I am always gathering hints and tips from others to help me in my parenting. Now my children are older, and moving into their secondary school years it feels like the sands are shifting again, and the support and guidance which worked when they were younger are not necessarily working for me now.
And sometimes, the simplest of things make the biggest amount of sense to me, and things we do instinctively as a parent.
Who, when their children were little, used to spend time with their children in the morning when they have first woken up, and then time in the evening, sitting with them as they settle into sleep, reading stories and helping them wind down?
Now, (and be honest here) who spends less time doing this with our children as they are older, now at secondary, and often take themselves off to bed for their own bedtime routine, where you are seen as surplus to requirements?
I will fully admit to this one.
I have highlighted the above just so I can identify something.
I was talking to a friend the other day, and she told me she had read that there are three points in the day which are ideal times to connect with our children.
is in the morning, when they have just woken up, adjusting their brains to the expectations of the day. It’s a time when we are all just coming round from (hopefully) a deep, restorative sleep. I don’t know about you, but sometimes I feel a bit anxious about the expectations of the day. Believe it or not, just having you come in and take a moment to say good morning will help them feel safe, and supporting, no matter what is running through their mind.
Now I know that there is all likelihood that they will be fast asleep and refusing to get up, and those congenial utterings of good morning could turn into roars of ‘get up now!’ But, taking that moment to connect at this time in the morning can often set the pace of the day.
The second is when they get home from school. They may be less inclined maybe to divulge the details of their day, maybe they don’t want to talk about it, but your physical presence is a reassurance in their world. Often we struggle to put feelings into words, and this can exactly the same for them. It can be frustrating not to ‘know’ exactly what is going on in their heads and particularly ‘how’ they are feeling. I am the worst one for this as my 13 year old son get perpetually frustrated by the repeated ‘are you okay’s’ being asked of him!
However, your physical presence can make a massive difference in their world, and just taking this moment, even if they disappear shortly after, can really help them feel reassured (no matter how old or independent they are).

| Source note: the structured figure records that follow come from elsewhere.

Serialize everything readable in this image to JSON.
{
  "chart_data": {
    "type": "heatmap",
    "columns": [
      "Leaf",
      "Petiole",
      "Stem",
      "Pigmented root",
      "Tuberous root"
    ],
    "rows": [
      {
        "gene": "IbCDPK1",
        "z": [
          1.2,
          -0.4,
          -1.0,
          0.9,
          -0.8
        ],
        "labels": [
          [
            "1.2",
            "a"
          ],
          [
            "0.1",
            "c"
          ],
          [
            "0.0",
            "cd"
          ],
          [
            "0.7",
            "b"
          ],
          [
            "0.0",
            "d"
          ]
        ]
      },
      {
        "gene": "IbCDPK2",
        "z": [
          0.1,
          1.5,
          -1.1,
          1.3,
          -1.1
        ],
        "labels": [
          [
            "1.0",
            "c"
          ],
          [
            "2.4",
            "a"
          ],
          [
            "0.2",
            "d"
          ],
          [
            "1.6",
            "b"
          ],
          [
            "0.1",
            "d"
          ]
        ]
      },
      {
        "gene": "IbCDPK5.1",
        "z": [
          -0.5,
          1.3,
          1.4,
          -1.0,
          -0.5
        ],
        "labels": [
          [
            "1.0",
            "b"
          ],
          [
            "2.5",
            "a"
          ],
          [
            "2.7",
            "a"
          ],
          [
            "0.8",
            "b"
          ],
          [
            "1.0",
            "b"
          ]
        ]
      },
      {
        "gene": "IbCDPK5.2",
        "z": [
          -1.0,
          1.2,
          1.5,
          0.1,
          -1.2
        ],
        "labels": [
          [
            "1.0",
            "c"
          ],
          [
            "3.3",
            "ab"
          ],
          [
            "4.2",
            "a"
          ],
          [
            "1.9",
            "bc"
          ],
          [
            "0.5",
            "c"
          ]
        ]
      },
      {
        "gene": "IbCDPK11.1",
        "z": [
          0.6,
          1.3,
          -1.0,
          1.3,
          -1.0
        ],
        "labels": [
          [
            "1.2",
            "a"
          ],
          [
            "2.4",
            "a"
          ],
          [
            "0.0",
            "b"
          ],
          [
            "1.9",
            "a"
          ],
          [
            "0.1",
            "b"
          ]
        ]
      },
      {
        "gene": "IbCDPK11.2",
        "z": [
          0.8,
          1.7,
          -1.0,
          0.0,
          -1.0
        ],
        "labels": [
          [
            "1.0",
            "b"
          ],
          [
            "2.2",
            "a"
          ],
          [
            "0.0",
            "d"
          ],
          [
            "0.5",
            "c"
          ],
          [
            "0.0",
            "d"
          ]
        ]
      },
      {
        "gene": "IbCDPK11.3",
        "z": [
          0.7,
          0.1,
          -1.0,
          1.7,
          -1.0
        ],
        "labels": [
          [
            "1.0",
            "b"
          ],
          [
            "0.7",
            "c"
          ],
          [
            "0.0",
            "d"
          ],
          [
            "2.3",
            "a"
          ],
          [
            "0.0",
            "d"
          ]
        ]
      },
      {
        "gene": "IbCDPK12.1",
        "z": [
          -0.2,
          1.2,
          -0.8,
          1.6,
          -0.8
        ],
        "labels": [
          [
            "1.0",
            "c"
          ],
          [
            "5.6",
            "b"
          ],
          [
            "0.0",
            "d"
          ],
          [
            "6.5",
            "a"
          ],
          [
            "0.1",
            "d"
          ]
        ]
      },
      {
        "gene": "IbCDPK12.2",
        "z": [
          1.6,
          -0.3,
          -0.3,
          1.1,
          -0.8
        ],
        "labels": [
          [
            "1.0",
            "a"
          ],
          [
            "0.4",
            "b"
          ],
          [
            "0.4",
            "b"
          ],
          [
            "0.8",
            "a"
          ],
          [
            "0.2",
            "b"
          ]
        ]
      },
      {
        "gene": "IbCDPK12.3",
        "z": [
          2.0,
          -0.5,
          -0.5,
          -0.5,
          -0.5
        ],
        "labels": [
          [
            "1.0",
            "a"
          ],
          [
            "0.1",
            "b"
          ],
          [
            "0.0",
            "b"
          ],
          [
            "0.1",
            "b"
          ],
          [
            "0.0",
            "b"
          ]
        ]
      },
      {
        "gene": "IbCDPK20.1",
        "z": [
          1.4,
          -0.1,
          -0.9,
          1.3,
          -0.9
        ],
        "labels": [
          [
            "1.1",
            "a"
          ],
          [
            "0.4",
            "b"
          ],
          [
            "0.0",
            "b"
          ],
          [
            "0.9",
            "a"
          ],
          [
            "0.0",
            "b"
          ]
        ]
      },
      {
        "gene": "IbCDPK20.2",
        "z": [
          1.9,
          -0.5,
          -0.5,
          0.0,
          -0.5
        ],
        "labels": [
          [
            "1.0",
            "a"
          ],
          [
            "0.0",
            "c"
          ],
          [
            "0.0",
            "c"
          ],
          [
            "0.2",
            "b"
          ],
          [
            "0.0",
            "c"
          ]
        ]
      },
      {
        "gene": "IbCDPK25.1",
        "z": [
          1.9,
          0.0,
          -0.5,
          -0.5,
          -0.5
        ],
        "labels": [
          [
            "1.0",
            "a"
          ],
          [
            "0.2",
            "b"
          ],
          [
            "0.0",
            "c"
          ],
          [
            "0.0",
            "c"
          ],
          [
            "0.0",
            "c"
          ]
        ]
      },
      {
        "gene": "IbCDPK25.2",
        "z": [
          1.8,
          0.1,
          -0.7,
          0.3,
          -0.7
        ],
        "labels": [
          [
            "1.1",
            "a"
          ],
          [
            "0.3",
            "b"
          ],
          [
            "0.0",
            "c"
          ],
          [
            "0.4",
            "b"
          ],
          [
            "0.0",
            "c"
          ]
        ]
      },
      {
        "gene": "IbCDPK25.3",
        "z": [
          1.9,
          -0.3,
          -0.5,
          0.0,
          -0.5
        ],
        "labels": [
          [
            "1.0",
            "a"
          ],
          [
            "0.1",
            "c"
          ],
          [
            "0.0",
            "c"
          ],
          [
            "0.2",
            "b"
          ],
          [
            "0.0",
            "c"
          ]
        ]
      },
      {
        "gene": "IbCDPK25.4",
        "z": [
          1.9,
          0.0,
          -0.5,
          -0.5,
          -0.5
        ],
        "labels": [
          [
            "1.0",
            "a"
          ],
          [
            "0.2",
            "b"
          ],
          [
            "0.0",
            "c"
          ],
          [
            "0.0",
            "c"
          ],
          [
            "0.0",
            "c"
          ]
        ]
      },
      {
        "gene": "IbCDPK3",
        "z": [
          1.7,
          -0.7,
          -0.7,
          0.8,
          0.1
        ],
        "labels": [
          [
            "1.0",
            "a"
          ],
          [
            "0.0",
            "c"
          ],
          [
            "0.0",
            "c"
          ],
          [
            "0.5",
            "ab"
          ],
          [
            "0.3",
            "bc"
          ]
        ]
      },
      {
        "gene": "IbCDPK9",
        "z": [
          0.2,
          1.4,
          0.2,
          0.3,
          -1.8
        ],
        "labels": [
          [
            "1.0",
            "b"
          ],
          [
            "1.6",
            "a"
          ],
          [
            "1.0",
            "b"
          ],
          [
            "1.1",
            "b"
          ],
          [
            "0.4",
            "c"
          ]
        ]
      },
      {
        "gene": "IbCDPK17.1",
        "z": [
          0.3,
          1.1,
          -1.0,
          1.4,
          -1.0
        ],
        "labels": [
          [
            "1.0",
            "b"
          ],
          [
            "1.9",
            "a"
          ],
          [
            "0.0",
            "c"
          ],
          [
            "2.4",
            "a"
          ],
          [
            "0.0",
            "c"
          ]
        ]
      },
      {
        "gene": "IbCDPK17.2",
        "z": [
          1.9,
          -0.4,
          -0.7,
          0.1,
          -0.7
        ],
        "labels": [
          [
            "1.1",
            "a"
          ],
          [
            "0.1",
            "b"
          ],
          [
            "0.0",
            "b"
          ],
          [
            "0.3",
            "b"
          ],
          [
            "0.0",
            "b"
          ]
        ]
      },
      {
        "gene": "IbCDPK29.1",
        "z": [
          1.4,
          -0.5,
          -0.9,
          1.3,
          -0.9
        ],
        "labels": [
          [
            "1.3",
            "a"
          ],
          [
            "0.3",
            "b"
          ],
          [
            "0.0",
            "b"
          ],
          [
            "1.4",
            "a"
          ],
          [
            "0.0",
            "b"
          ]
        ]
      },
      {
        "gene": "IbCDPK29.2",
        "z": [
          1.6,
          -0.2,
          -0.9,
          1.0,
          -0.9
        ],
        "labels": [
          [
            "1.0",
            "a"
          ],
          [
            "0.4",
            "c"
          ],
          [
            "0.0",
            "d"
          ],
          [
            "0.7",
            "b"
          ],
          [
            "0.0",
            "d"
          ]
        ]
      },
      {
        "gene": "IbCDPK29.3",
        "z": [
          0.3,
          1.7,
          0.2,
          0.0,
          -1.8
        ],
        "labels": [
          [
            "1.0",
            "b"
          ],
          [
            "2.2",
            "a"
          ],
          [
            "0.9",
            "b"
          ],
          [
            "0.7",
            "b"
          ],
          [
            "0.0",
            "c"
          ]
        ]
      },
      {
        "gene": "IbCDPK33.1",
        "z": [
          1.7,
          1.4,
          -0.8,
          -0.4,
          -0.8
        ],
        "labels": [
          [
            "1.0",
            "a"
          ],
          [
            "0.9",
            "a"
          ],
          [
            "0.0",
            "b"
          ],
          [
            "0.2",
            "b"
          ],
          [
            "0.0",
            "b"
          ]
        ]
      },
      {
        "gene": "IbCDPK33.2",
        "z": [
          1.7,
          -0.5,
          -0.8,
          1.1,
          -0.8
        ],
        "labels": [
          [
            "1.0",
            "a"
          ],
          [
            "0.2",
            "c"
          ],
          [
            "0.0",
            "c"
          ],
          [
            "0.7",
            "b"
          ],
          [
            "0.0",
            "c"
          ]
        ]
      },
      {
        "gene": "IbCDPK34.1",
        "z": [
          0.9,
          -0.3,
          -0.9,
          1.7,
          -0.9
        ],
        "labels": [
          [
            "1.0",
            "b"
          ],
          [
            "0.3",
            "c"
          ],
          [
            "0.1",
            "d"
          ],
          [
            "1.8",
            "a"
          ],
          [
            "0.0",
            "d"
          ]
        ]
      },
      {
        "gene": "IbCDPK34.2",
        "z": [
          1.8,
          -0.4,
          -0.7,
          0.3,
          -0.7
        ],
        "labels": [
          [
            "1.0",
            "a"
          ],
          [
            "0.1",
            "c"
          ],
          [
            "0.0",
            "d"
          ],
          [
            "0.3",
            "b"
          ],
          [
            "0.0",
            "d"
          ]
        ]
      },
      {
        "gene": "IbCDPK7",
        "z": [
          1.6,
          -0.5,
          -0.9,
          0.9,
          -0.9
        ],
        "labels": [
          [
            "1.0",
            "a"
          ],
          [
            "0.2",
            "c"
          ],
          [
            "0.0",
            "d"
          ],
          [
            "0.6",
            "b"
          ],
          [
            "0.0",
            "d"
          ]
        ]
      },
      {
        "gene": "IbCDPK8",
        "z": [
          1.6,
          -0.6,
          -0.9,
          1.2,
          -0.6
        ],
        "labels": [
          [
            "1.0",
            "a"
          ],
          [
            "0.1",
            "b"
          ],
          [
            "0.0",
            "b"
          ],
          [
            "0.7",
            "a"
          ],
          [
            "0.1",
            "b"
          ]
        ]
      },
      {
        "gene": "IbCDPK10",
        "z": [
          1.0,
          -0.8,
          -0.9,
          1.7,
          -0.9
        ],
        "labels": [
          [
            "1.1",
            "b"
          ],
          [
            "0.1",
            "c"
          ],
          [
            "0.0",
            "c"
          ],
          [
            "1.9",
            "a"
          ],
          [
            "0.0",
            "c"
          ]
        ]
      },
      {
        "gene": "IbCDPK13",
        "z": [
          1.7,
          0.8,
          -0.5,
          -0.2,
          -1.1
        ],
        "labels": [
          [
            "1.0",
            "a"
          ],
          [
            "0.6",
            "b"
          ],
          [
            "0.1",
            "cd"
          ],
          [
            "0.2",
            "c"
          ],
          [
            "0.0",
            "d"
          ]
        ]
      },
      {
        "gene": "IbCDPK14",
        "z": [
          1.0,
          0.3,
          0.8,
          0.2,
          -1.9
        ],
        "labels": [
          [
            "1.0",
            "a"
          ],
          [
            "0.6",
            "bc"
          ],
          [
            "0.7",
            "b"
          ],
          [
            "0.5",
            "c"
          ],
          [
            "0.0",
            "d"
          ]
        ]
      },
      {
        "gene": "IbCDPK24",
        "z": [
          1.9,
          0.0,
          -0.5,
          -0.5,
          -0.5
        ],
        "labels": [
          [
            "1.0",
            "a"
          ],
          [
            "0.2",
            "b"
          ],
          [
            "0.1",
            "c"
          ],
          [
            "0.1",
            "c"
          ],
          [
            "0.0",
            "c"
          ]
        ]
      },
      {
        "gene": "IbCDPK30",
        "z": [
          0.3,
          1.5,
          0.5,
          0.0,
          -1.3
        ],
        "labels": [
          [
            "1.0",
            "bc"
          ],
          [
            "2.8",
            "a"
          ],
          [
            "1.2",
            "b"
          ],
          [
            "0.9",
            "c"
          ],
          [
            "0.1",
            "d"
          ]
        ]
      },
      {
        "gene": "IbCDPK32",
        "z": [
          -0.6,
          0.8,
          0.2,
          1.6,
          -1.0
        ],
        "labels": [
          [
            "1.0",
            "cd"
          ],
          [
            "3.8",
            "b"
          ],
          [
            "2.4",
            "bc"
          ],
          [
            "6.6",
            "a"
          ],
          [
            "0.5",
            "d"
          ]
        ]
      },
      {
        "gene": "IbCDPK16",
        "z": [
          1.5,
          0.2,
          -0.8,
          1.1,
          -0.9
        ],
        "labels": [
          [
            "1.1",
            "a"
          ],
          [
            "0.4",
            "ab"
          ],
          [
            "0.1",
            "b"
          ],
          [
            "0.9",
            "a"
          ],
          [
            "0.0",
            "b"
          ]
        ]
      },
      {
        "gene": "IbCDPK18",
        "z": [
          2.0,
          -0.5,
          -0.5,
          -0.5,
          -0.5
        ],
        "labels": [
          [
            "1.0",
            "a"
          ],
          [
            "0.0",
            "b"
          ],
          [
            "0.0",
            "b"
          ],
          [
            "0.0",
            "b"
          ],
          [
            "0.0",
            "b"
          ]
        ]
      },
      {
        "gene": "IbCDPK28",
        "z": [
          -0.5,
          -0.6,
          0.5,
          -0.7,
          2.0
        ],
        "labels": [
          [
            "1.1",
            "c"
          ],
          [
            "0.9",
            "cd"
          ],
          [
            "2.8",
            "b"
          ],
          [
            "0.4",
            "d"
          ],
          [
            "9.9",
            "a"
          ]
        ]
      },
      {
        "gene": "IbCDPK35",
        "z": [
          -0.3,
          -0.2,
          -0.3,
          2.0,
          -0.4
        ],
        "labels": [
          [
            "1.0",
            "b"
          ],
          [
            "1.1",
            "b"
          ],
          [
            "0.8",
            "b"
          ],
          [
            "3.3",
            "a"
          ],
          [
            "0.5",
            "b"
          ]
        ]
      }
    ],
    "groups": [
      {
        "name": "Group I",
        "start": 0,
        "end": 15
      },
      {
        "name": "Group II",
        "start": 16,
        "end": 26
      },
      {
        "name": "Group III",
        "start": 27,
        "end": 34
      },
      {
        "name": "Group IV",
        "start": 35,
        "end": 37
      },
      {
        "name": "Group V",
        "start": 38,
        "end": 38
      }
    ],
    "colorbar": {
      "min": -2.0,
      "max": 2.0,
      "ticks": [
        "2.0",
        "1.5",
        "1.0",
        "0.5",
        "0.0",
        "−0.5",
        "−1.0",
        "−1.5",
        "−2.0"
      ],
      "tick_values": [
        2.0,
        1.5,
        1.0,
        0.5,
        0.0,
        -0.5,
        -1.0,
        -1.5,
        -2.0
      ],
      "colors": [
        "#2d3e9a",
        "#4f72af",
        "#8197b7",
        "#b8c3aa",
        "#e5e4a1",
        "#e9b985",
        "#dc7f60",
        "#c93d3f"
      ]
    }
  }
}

And the third is at bedtime, when the brain is settling down to sleep, to process all those thoughts, experiences and emotions which have been present throughout the day, to wake up the next day with a clearer mind. it is the time when those worries and feelings may be at their most prevalent, just like for us when we start turning things round and round in our mind as soon as the lights go out.
Having that moment to say goodnight, and be there as a listening ear if required can ensure that, if the offload is needed, you are there. It can also mean that you are establishing a good sleep routine, even if your teenager is not yet ready to go to sleep, part of which means keep the phone out of the bedroom at night. See my blog on exactly why here.
All these times made logical sense to me, times when our children, however old they are may be more inclined to be more open if they need to be or just appreciate us ‘being there’.
The information they share may not be what we expect, but it is important to them, and may give an indication about their thoughts, and feelings in that moment. You may already be doing this instinctively, or carrying on their routines from younger years. I know, for me it was helpful to have this reminder and I now make a conscious effort to connect in these ways with my emerging teens.
I understand it can be hard when we are worrying about our children, particularly when they are older, and whether they are okay. But setting up these connection points in the day, where practical can make a a massive difference. Yes they are older, and yes they can be left alone and be more independent. But they still need us to navigate this pathway called life, even if they don’t realise it.
Sometimes it’s connection, not communication which makes the biggest difference in relieving anxiety, and uncertainty from a teenagers life, and we can take the lead in that.